Des fonctions inattendues pour la dystrophine, impliquée dans la myopathie de Duchenne.
Chez l’Homme le gène de la dystrophine est tristement célèbre car sa mutation est responsable des myopathies de Duchenne et de Beker. En collaboration avec une équipe de Chicago, les scientifiques ont étudié le rôle de cette dystrophine dans des cellules non musculaires de drosophile. Ces résultats, publiés dans la revue Development, éclairent d’un jour nouveau ce que peuvent être les fonctions de la dystrophine à une échelle moléculaire et cellulaire et ouvrent des perspectives intéressantes pour mieux comprendre son implication dans les myopathies.
Le monde du vivant arbore une infinie diversité de formes à l’échelle des organismes entiers et cette diversité participe à notre émerveillement pour la nature. Néanmoins, l’existence de cette diversité ne repose pas sur des critères esthétiques mais bien sur des contraintes fonctionnelles. Il en va ainsi du cou de la girafe, pour atteindre les feuilles les plus hautes. La même diversité de formes, reposant sur les mêmes contraintes fonctionnelles, existe aussi à l’échelle de nos organes. Par exemple, l’arborescence de nos poumons maximise la surface d’échange entre l’air et le sang pour faciliter les échanges gazeux. Il est donc important de comprendre comment nos gènes sculptent ces organes en une forme spécifique (morphogenèse).
Les scientifiques ont utilisé les cellules folliculaires des ovaires de drosophile comme modèle d’épithélium in vivo. Cet épithélium possède une morphologie très similaire aux épithéliums de mammifères. Anatomiquement, il entoure la lignée de cellules germinales au sein de l’organe reproducteur, l’ensemble des cellules folliculaires et germinales constituant le follicule ovarien, précurseur du futur œuf. L’élongation du follicule ovarien, qui passe progressivement au cours de sa maturation d’une forme sphérique à une forme allongée, est engendrée par l’épithélium folliculaire et constitue donc un bon modèle pour comprendre le rôle de la matrice extracellulaire dans la morphogenèse.
Le gène codant la protéine dystrophine est muté dans les myopathies de Duchenne et de Beker, maladies dégénératives à la fois fréquentes et extrêmement graves. La dystrophine est une protéine géante qui relie le cytosquelette d’actine au dystroglycane, protéine transmembranaire qui se lie à la matrice extracellulaire.

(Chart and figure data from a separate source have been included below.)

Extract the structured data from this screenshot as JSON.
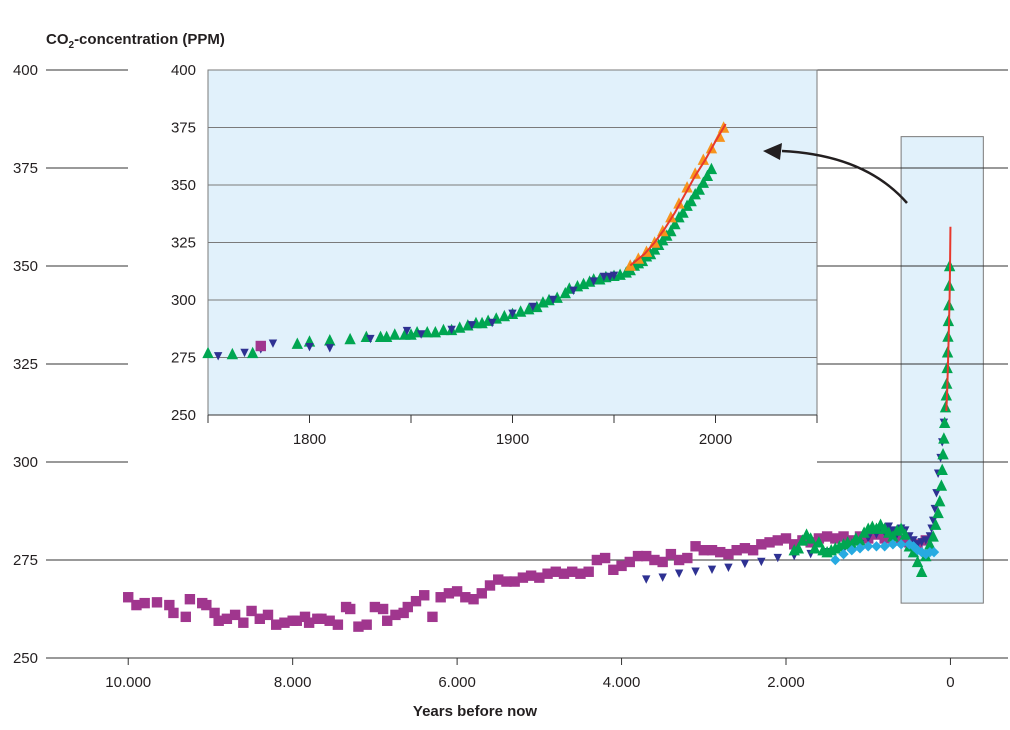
{
  "chart_data": [
    {
      "id": "main",
      "type": "scatter",
      "title_prefix": "CO",
      "title_sub": "2",
      "title_suffix": "-concentration (PPM)",
      "xlabel": "Years before now",
      "xlim": [
        11000,
        -700
      ],
      "ylim": [
        250,
        400
      ],
      "x_ticks": [
        10000,
        8000,
        6000,
        4000,
        2000,
        0
      ],
      "x_tick_labels": [
        "10.000",
        "8.000",
        "6.000",
        "4.000",
        "2.000",
        "0"
      ],
      "y_ticks": [
        250,
        275,
        300,
        325,
        350,
        375,
        400
      ],
      "grid": true,
      "highlight_region": {
        "x": [
          600,
          -400
        ],
        "y": [
          264,
          383
        ]
      },
      "series": [
        {
          "marker": "square",
          "color": "#a0368e",
          "x": [
            10000,
            9900,
            9800,
            9650,
            9500,
            9450,
            9300,
            9250,
            9100,
            9050,
            8950,
            8900,
            8800,
            8700,
            8600,
            8500,
            8400,
            8300,
            8200,
            8100,
            8000,
            7950,
            7850,
            7800,
            7700,
            7650,
            7550,
            7450,
            7350,
            7300,
            7200,
            7100,
            7000,
            6900,
            6850,
            6750,
            6650,
            6600,
            6500,
            6400,
            6300,
            6200,
            6100,
            6000,
            5900,
            5800,
            5700,
            5600,
            5500,
            5400,
            5300,
            5200,
            5100,
            5000,
            4900,
            4800,
            4700,
            4600,
            4500,
            4400,
            4300,
            4200,
            4100,
            4000,
            3900,
            3800,
            3700,
            3600,
            3500,
            3400,
            3300,
            3200,
            3100,
            3000,
            2900,
            2800,
            2700,
            2600,
            2500,
            2400,
            2300,
            2200,
            2100,
            2000,
            1900,
            1800,
            1700,
            1600,
            1500,
            1400,
            1300,
            1200,
            1100,
            1000,
            900,
            800,
            700,
            600,
            500,
            400,
            300
          ],
          "y": [
            265.5,
            263.5,
            264,
            264.2,
            263.5,
            261.5,
            260.5,
            265,
            264,
            263.5,
            261.5,
            259.5,
            260,
            261,
            259,
            262,
            260,
            261,
            258.5,
            259,
            259.5,
            259.5,
            260.5,
            259,
            260,
            260,
            259.5,
            258.5,
            263,
            262.5,
            258,
            258.5,
            263,
            262.5,
            259.5,
            261,
            261.5,
            263,
            264.5,
            266,
            260.5,
            265.5,
            266.5,
            267,
            265.5,
            265,
            266.5,
            268.5,
            270,
            269.5,
            269.5,
            270.5,
            271,
            270.5,
            271.5,
            272,
            271.5,
            272,
            271.5,
            272,
            275,
            275.5,
            272.5,
            273.5,
            274.5,
            276,
            276,
            275,
            274.5,
            276.5,
            275,
            275.5,
            278.5,
            277.5,
            277.5,
            277,
            276.5,
            277.5,
            278,
            277.5,
            279,
            279.5,
            280,
            280.5,
            279,
            280,
            279.5,
            280.5,
            281,
            280.5,
            281,
            280,
            281,
            280.5,
            281.5,
            280.5,
            281.5,
            280,
            279.5,
            279,
            280
          ]
        },
        {
          "marker": "triangle-down",
          "color": "#2e3192",
          "x": [
            3700,
            3500,
            3300,
            3100,
            2900,
            2700,
            2500,
            2300,
            2100,
            1900,
            1700,
            1500,
            1300,
            1200,
            1100,
            1000,
            900,
            850,
            800,
            750,
            700,
            650,
            600,
            550,
            500,
            450,
            400,
            350,
            300,
            250,
            230,
            210,
            190,
            170,
            150,
            120,
            100,
            80
          ],
          "y": [
            270,
            270.5,
            271.5,
            272,
            272.5,
            273,
            274,
            274.5,
            275.5,
            276,
            276.5,
            277,
            277.5,
            278.5,
            279,
            280.5,
            281.5,
            283,
            282,
            283.5,
            282.5,
            281.5,
            283,
            282.5,
            281,
            280,
            279,
            279.5,
            280,
            281,
            283,
            285,
            288,
            292,
            297,
            301,
            305,
            310
          ]
        },
        {
          "marker": "triangle-up",
          "color": "#00a651",
          "x": [
            1900,
            1850,
            1800,
            1750,
            1700,
            1650,
            1600,
            1550,
            1500,
            1450,
            1400,
            1350,
            1300,
            1250,
            1200,
            1150,
            1100,
            1050,
            1000,
            950,
            900,
            850,
            800,
            750,
            700,
            650,
            600,
            550,
            500,
            450,
            400,
            350,
            300,
            250,
            210,
            180,
            150,
            130,
            110,
            100,
            90,
            80,
            70,
            60,
            50,
            45,
            40,
            35,
            30,
            25,
            20,
            15,
            10
          ],
          "y": [
            277.5,
            278,
            280,
            281.5,
            280.5,
            278,
            279.5,
            277.5,
            277,
            277.5,
            278,
            278.5,
            279,
            279.5,
            279,
            280.5,
            280,
            282,
            283,
            283.5,
            283,
            284,
            283,
            282,
            281,
            282.5,
            283,
            281.5,
            278.5,
            277,
            274.5,
            272,
            276,
            279,
            281,
            284,
            287,
            290,
            294,
            298,
            302,
            306,
            310,
            314,
            317,
            320,
            324,
            328,
            332,
            336,
            340,
            345,
            350
          ]
        },
        {
          "marker": "diamond",
          "color": "#27aae1",
          "x": [
            1400,
            1300,
            1200,
            1100,
            1000,
            900,
            800,
            700,
            600,
            500,
            450,
            400,
            350,
            300,
            250,
            200
          ],
          "y": [
            275,
            276.5,
            277.5,
            278,
            278.5,
            278.5,
            278.5,
            279,
            279,
            279,
            278.5,
            277.5,
            277,
            276.5,
            277,
            277
          ]
        },
        {
          "marker": "line",
          "color": "#e8382c",
          "x": [
            50,
            40,
            30,
            20,
            10,
            5,
            0
          ],
          "y": [
            313,
            318,
            325,
            333,
            342,
            350,
            360
          ]
        }
      ]
    },
    {
      "id": "inset",
      "type": "scatter",
      "xlim": [
        1750,
        2050
      ],
      "ylim": [
        250,
        400
      ],
      "x_ticks": [
        1800,
        1900,
        2000
      ],
      "x_minor_ticks": [
        1750,
        1850,
        1950,
        2050
      ],
      "y_ticks": [
        250,
        275,
        300,
        325,
        350,
        375,
        400
      ],
      "grid": true,
      "series": [
        {
          "marker": "triangle-up",
          "color": "#00a651",
          "x": [
            1750,
            1762,
            1772,
            1794,
            1800,
            1810,
            1820,
            1828,
            1835,
            1838,
            1842,
            1847,
            1850,
            1853,
            1858,
            1862,
            1866,
            1870,
            1874,
            1878,
            1882,
            1885,
            1888,
            1892,
            1896,
            1900,
            1904,
            1908,
            1912,
            1915,
            1918,
            1922,
            1926,
            1928,
            1932,
            1935,
            1938,
            1940,
            1943,
            1946,
            1950,
            1953,
            1956,
            1958,
            1960,
            1962,
            1964,
            1966,
            1968,
            1970,
            1972,
            1974,
            1976,
            1978,
            1980,
            1982,
            1984,
            1986,
            1988,
            1990,
            1992,
            1994,
            1996,
            1998
          ],
          "y": [
            277,
            276.5,
            277,
            281,
            282,
            282.5,
            283,
            284,
            284,
            284,
            285,
            285,
            285,
            286,
            286,
            286,
            287,
            287,
            288,
            289,
            290,
            290,
            291,
            292,
            293,
            294,
            295,
            296,
            297,
            299,
            300,
            301,
            303,
            305,
            306,
            307,
            308,
            309,
            309,
            310,
            310.5,
            311,
            312,
            313,
            315,
            316,
            317,
            319,
            320,
            322,
            324,
            326,
            328,
            330,
            333,
            336,
            338,
            341,
            343,
            346,
            348,
            351,
            354,
            357
          ]
        },
        {
          "marker": "triangle-down",
          "color": "#2e3192",
          "x": [
            1755,
            1768,
            1776,
            1782,
            1800,
            1810,
            1830,
            1848,
            1855,
            1870,
            1880,
            1890,
            1900,
            1910,
            1920,
            1930,
            1940,
            1945,
            1948,
            1950
          ],
          "y": [
            275.5,
            277,
            278.5,
            281,
            279.5,
            279,
            283,
            286.5,
            285,
            287,
            289,
            290,
            294,
            297,
            300,
            304,
            308,
            310,
            310,
            310.5
          ]
        },
        {
          "marker": "square",
          "color": "#a0368e",
          "x": [
            1776
          ],
          "y": [
            280
          ]
        },
        {
          "marker": "triangle-up",
          "color": "#f7941d",
          "x": [
            1958,
            1962,
            1966,
            1970,
            1974,
            1978,
            1982,
            1986,
            1990,
            1994,
            1998,
            2002,
            2004
          ],
          "y": [
            315,
            318,
            321,
            325,
            330,
            336,
            342,
            349,
            355,
            361,
            366,
            371,
            375
          ]
        },
        {
          "marker": "line",
          "color": "#e8382c",
          "x": [
            1958,
            1965,
            1970,
            1975,
            1980,
            1985,
            1990,
            1995,
            2000,
            2005
          ],
          "y": [
            315,
            320,
            325,
            331,
            338,
            346,
            354,
            361,
            369,
            376.5
          ]
        }
      ]
    }
  ]
}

Il est couramment proposé que la principale fonction de la dystrophine est d’assurer une cohésion mécanique entre le cytosquelette des cellules et la matrice et que son absence expliquerait la dégénérescence des muscles induites par les contractions.
Les chercheurs ont montré chez la drosophile que la dystrophine possédait des fonctions plus complexes lors de l’élongation du follicule ovarien. D'une part, elle est nécessaire à l’organisation correcte de la matrice extracellulaire et plus particulièrement à la formation de fibrilles orientées perpendiculairement à l’axe d’élongation ce qui révèle un nouveau rôle dans le ciblage de la sécrétion des protéines qui constituent ces fibrilles. D’autre part, plus tard au cours du développement du follicule, la dystrophine est aussi requise pour orienter des fibres d’actine de manière identique dans toutes les cellules. Ces fibres d’actine forment un corset moléculaire qui contraint la croissance du follicule dans un axe et provoque donc son élongation dans l’autre axe. De plus, nous avons montré que les fibrilles de matrice orientées servaient de guide pour l’orientation des fibres d’actine.
Ces résultats obtenus en collaboration avec l’Université de Chicago montrent donc que la dystrophine n’agit comme une simple "colle" entre le cytosquelette d’actine et la matrice extracellulaire mais comme un organisateur de l’interface cellule/matrice. La mise en évidence de ces fonctions organisatrices dans le contexte de l’élongation du follicule ovarien pourrait permettre de mieux comprendre son rôle dans les cellules musculaires et son implication dans les myopathies.
Pour en savoir plus :
Oriented basement membrane fibrils provide a memory for F-actin planar polarization via the Dystrophin-Dystroglycan complex during tissue elongation.
Cerqueira Campos F, Dennis, Alégot H, Fritsch C, Isabella A, Pouchin P, Bardot, Horne-Badovinac S, Mirouse V.